Incorrect. Risks from third-party model sources, plugins, and datasets are Supply Chain (S) Layer threats in MAESTRO.

13. The Air Canada chatbot hallucination case illustrates which MAESTRO layer threat?

Correct. The Air Canada case is an Output Layer threat — model-generated content was consumed by a customer and enforced by a court, creating financial liability from unvalidated output.

Incorrect. Air Canada illustrates the Output Layer threat of hallucination-as-liability — where downstream consumption of a model's fabricated response created legal and financial consequences.

14. What is MITRE ATLAS and how does it relate to traditional MITRE ATT&CK?

Correct.
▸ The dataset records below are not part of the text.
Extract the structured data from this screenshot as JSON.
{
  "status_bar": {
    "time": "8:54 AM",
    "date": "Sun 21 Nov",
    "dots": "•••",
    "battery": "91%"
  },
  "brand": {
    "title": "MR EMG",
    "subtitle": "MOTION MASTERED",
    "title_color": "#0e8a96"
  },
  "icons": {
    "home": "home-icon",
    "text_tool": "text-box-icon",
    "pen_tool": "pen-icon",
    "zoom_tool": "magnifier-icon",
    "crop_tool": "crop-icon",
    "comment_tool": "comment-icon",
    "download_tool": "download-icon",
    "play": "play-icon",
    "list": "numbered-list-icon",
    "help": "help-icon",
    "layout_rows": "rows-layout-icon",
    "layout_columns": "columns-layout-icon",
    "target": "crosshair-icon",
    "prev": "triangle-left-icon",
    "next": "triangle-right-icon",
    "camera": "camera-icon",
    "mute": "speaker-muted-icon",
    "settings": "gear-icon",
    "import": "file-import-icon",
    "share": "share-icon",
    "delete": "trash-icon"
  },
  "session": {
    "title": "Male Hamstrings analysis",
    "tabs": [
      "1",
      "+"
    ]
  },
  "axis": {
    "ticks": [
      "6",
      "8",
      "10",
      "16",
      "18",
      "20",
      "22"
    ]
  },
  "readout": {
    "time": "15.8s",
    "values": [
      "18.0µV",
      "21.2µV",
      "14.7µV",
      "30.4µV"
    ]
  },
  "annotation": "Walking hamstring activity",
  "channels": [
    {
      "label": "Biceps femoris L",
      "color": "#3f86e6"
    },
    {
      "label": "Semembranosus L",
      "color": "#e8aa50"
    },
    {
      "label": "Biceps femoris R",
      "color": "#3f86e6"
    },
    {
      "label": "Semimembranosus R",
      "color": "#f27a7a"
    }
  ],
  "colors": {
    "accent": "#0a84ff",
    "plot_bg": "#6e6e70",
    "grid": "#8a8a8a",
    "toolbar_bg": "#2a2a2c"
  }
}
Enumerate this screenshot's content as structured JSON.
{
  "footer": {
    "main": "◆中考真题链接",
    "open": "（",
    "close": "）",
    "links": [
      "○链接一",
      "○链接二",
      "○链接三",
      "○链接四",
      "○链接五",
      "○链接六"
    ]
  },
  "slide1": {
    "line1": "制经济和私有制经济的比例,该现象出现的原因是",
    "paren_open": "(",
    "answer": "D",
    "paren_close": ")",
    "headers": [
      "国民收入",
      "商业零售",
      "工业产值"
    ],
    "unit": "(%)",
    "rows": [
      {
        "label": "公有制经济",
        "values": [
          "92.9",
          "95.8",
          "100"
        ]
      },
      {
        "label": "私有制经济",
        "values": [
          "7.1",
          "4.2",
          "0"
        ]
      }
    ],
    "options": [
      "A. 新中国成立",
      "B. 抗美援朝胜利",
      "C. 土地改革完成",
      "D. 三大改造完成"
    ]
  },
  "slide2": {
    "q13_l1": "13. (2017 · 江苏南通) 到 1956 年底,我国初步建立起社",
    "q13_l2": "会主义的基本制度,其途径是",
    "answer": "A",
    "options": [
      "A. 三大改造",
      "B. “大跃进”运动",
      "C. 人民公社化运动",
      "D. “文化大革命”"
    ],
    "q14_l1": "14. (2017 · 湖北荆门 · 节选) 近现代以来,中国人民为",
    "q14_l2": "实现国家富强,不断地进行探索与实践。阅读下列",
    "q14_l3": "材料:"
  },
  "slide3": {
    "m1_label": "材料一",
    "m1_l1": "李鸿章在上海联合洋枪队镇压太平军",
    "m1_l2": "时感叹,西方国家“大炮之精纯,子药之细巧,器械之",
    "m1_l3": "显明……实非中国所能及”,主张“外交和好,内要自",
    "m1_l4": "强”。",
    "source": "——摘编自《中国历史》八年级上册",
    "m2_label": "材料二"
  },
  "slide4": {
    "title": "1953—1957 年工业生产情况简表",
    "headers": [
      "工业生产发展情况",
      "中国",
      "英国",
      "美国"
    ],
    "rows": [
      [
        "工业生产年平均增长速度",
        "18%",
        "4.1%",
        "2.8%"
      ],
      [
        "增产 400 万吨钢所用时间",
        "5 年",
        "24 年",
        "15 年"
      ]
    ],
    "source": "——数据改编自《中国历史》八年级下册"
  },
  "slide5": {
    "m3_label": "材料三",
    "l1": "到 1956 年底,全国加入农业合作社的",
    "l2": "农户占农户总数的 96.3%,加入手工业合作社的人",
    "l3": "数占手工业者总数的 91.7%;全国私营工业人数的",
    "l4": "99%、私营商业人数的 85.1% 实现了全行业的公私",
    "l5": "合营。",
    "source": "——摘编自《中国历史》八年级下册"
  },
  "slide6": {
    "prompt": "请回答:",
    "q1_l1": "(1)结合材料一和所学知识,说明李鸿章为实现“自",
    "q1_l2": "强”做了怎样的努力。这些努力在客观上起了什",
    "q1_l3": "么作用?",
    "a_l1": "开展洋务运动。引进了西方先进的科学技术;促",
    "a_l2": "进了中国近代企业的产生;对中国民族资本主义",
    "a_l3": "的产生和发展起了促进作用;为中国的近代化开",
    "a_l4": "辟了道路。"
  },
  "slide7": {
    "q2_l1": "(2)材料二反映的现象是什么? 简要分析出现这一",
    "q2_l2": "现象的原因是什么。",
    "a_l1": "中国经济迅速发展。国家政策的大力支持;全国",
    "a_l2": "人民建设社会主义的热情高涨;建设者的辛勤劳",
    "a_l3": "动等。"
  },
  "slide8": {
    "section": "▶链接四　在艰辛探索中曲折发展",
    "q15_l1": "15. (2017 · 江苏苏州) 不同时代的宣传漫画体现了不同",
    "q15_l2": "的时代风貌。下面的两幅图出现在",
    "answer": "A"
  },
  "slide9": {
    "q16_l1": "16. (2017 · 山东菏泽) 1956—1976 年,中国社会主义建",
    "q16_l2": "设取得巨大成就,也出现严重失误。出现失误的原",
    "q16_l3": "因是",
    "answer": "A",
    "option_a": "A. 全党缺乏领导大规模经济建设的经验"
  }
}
ATLAS applies ATT&CK's tactic/technique/procedure structure to AI-specific adversarial techniques, grounding AI threat models in documented real-world attack evidence.

Incorrect. MITRE ATLAS is the AI-specific extension of ATT&CK — same TTP structure, applied to documented adversarial attacks against ML systems. Available at atlas.mitre.org.

15. What are the four deliverables of a complete AI threat model as described in Lesson 4?

Correct. The four outputs are: asset register, adversary profile matrix, threat register with MAESTRO layer and ATLAS TTP references, and control mapping documenting mitigations, gaps, and residual risk.

Incorrect. The four deliverables of an AI threat model are: (1) asset register, (2) adversary profile matrix, (3) threat register with MAESTRO/ATLAS references, and (4) control mapping with residual risk assessment.